This reading is presented in association
with Asia Society Texas.
ANITA DESAI, "grande dame"
of South Asian diaspora writers, short-listed for the Booker Prize three times,
is the critically-acclaimed author of 14 books, including The Clear Light of
Day, Diamond Dust, Fasting, Feasting, and her most recent The Zigzag
Way.
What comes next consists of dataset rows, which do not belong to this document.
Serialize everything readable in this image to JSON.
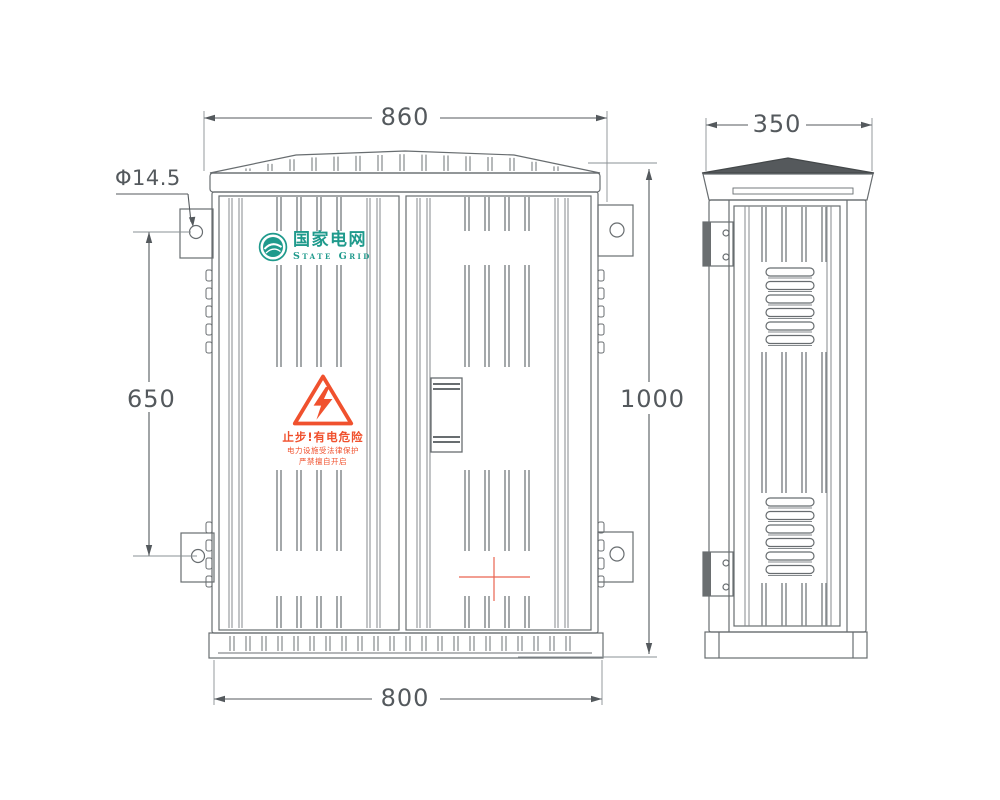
{
  "drawing": {
    "subject": "outdoor-distribution-cabinet",
    "views": [
      "front",
      "side"
    ]
  },
  "dimensions": {
    "roof_width": "860",
    "depth": "350",
    "base_width": "800",
    "height": "1000",
    "mount_hole_spacing": "650",
    "hole_diameter": "Φ14.5"
  },
  "logo": {
    "zh": "国家电网",
    "en": "State Grid"
  },
  "warning": {
    "line1": "止步!有电危险",
    "line2": "电力设施受法律保护",
    "line3": "严禁擅自开启"
  },
  "icons": {
    "emblem": "state-grid-emblem",
    "hazard": "warning-triangle-lightning",
    "center_mark": "red-crosshair"
  },
  "colors": {
    "line": "#686d70",
    "rib": "#858a8d",
    "dim": "#54595d",
    "logo_teal": "#1f9a8c",
    "warning_red": "#f0512e",
    "center_mark_red": "#e96450",
    "roof_dark": "#55595c"
  }
}
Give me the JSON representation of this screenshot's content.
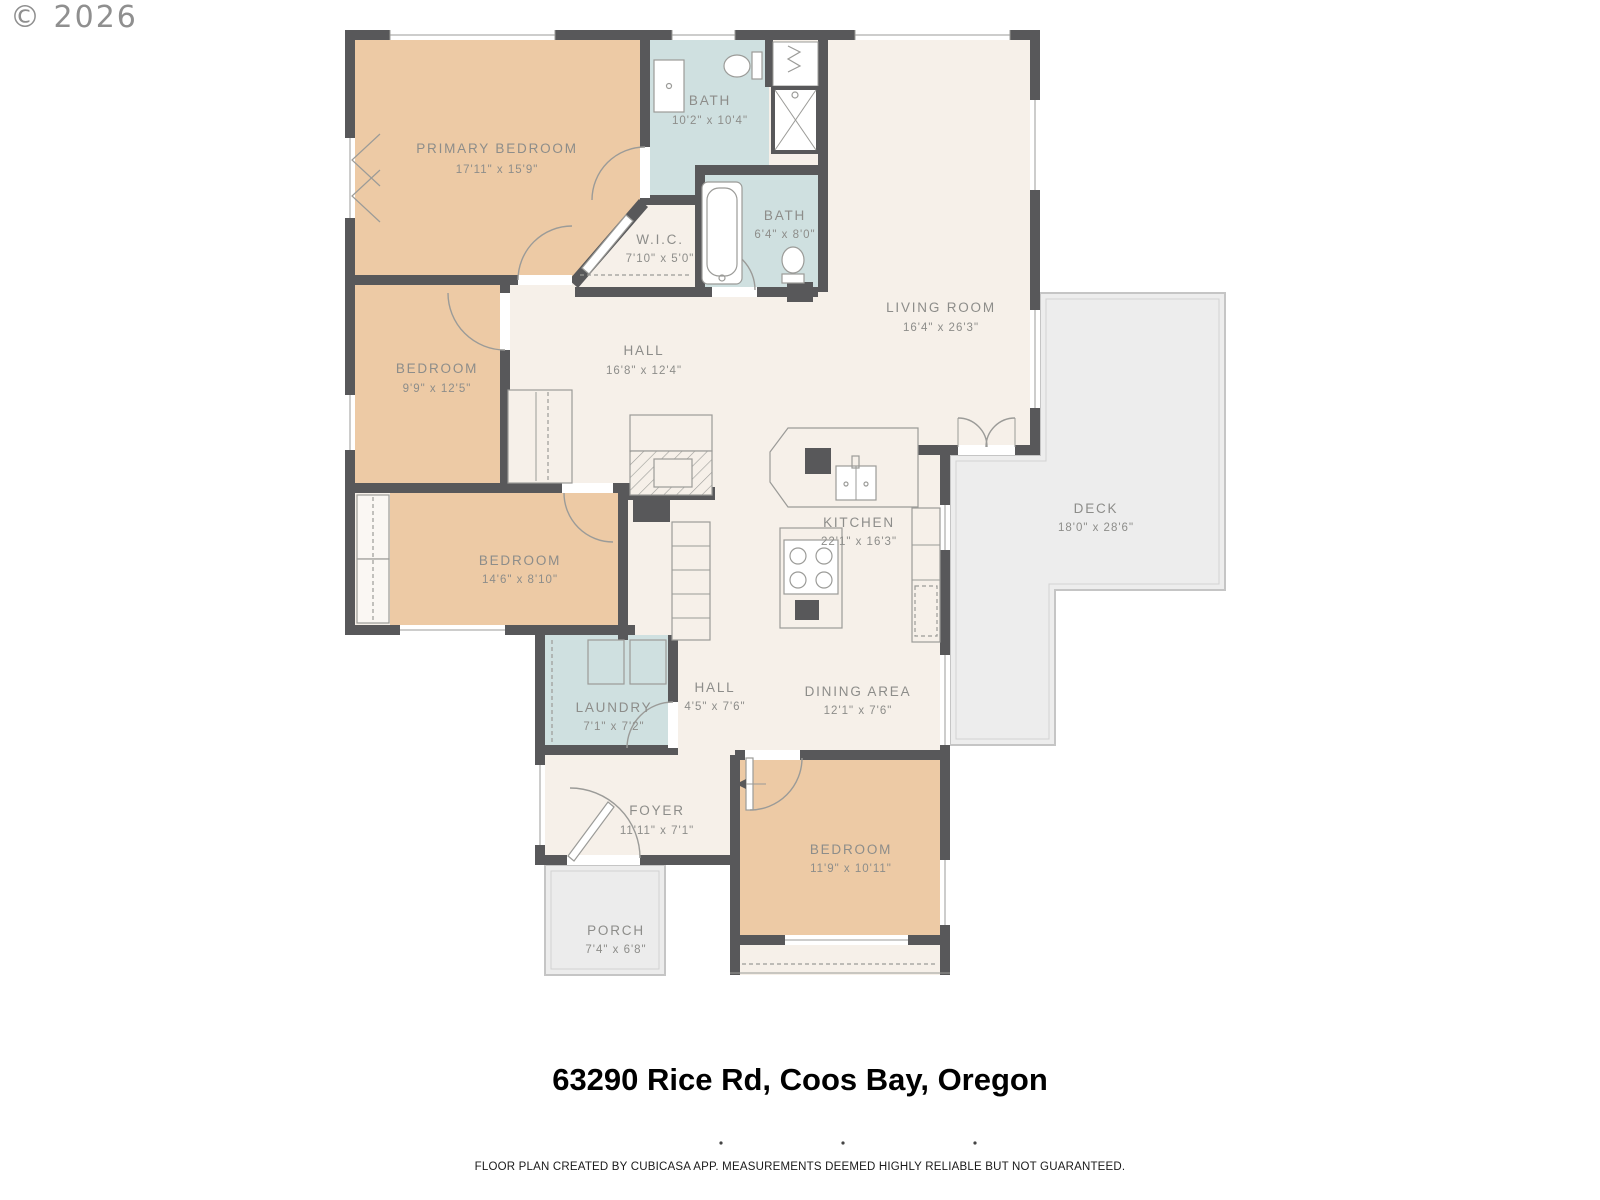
{
  "copyright": "© 2026",
  "title": "63290 Rice Rd, Coos Bay, Oregon",
  "disclaimer": "FLOOR PLAN CREATED BY CUBICASA APP. MEASUREMENTS DEEMED HIGHLY RELIABLE BUT NOT GUARANTEED.",
  "colors": {
    "wall": "#58585a",
    "floor": "#f6f0e9",
    "bedroom": "#edcaa5",
    "bath": "#cfe0e0",
    "deck": "#ededed",
    "label": "#8d8d8a"
  },
  "rooms": {
    "primary_bedroom": {
      "name": "PRIMARY BEDROOM",
      "dims": "17'11\" x 15'9\""
    },
    "bath_upper": {
      "name": "BATH",
      "dims": "10'2\" x 10'4\""
    },
    "wic": {
      "name": "W.I.C.",
      "dims": "7'10\" x 5'0\""
    },
    "bath_lower": {
      "name": "BATH",
      "dims": "6'4\" x 8'0\""
    },
    "living_room": {
      "name": "LIVING ROOM",
      "dims": "16'4\" x 26'3\""
    },
    "bedroom_left": {
      "name": "BEDROOM",
      "dims": "9'9\" x 12'5\""
    },
    "hall_main": {
      "name": "HALL",
      "dims": "16'8\" x 12'4\""
    },
    "kitchen": {
      "name": "KITCHEN",
      "dims": "22'1\" x 16'3\""
    },
    "deck": {
      "name": "DECK",
      "dims": "18'0\" x 28'6\""
    },
    "bedroom_mid": {
      "name": "BEDROOM",
      "dims": "14'6\" x 8'10\""
    },
    "laundry": {
      "name": "LAUNDRY",
      "dims": "7'1\" x 7'2\""
    },
    "hall_small": {
      "name": "HALL",
      "dims": "4'5\" x 7'6\""
    },
    "dining": {
      "name": "DINING AREA",
      "dims": "12'1\" x 7'6\""
    },
    "foyer": {
      "name": "FOYER",
      "dims": "11'11\" x 7'1\""
    },
    "bedroom_front": {
      "name": "BEDROOM",
      "dims": "11'9\" x 10'11\""
    },
    "porch": {
      "name": "PORCH",
      "dims": "7'4\" x 6'8\""
    }
  }
}
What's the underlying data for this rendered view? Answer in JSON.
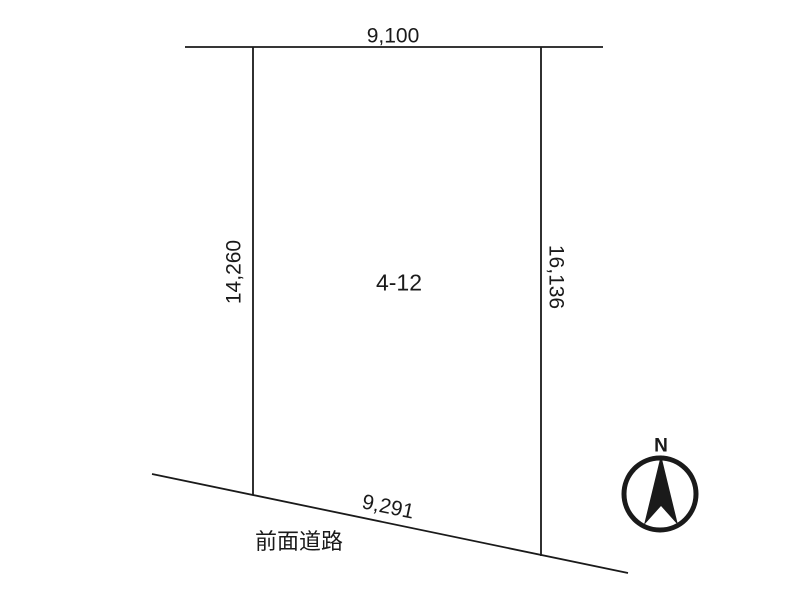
{
  "diagram": {
    "lot": {
      "label": "4-12"
    },
    "dimensions": {
      "top": "9,100",
      "left": "14,260",
      "right": "16,136",
      "bottom": "9,291"
    },
    "road": {
      "label": "前面道路"
    },
    "compass": {
      "north_label": "N"
    },
    "colors": {
      "background": "#ffffff",
      "line": "#1a1a1a",
      "text": "#1a1a1a"
    }
  }
}
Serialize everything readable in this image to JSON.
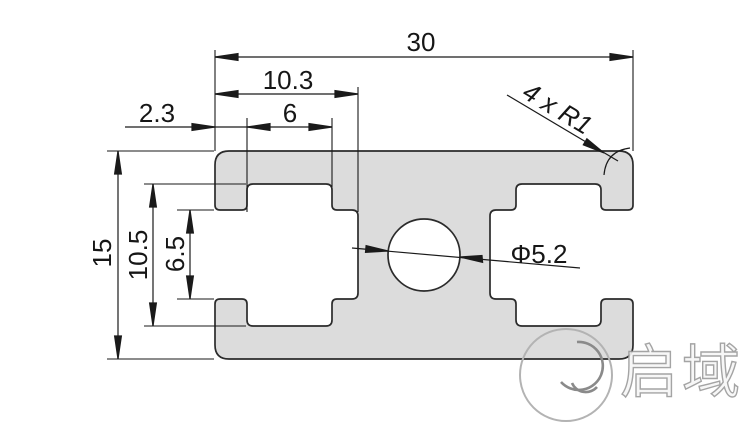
{
  "drawing": {
    "type": "aluminum-extrusion-profile-cross-section",
    "dimensions": {
      "total_width": "30",
      "slot_depth": "10.3",
      "slot_inner_width": "6",
      "lip_thickness": "2.3",
      "total_height": "15",
      "slot_cavity_height": "10.5",
      "slot_opening_height": "6.5",
      "center_hole_diameter": "Φ5.2",
      "corner_radius_note": "4 x R1"
    },
    "watermark": {
      "logo_text": "启域"
    },
    "colors": {
      "profile_fill": "#dcdcdc",
      "outline": "#2b2b2b",
      "dimension_line": "#1a1a1a",
      "dimension_text": "#161616",
      "watermark": "#9b9b9b"
    }
  }
}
The New Yorker calls Desai "one of the most gifted of contemporary Indian
writers." The New York Times says of her most recent novel, The Zigzag
Way, it is "not just a condensed course in 20th-century Mexican history but
a meditation on the futility of our efforts to outrun the past."
KIRAN
DESAI, at the age of 35, described by The New Yorker as "a lavish, sharp-eyed
fabulist," was awarded the 2006 Man Booker Prize for her second novel, The
Inheritance of Loss, making her the youngest woman to win the British Commonwealth's
highest literary honor. Pankaj Mishra in The New York Times writes, "Kiran
Desai's extraordinary new novel manages to explore, with intimacy and insight,
just about every contemporary international issue: globalization, multiculturalism,
economic inequality, fundamentalism, and terrorist violence." Her other novel,
Hullabaloo in the Guava Orchard, hailed by the Baltimore Sun as
"a festival of comic eccentricity" that "exudes charisma, poetry, and joy in language
and life," was published to unanimous acclaim in 22 countries.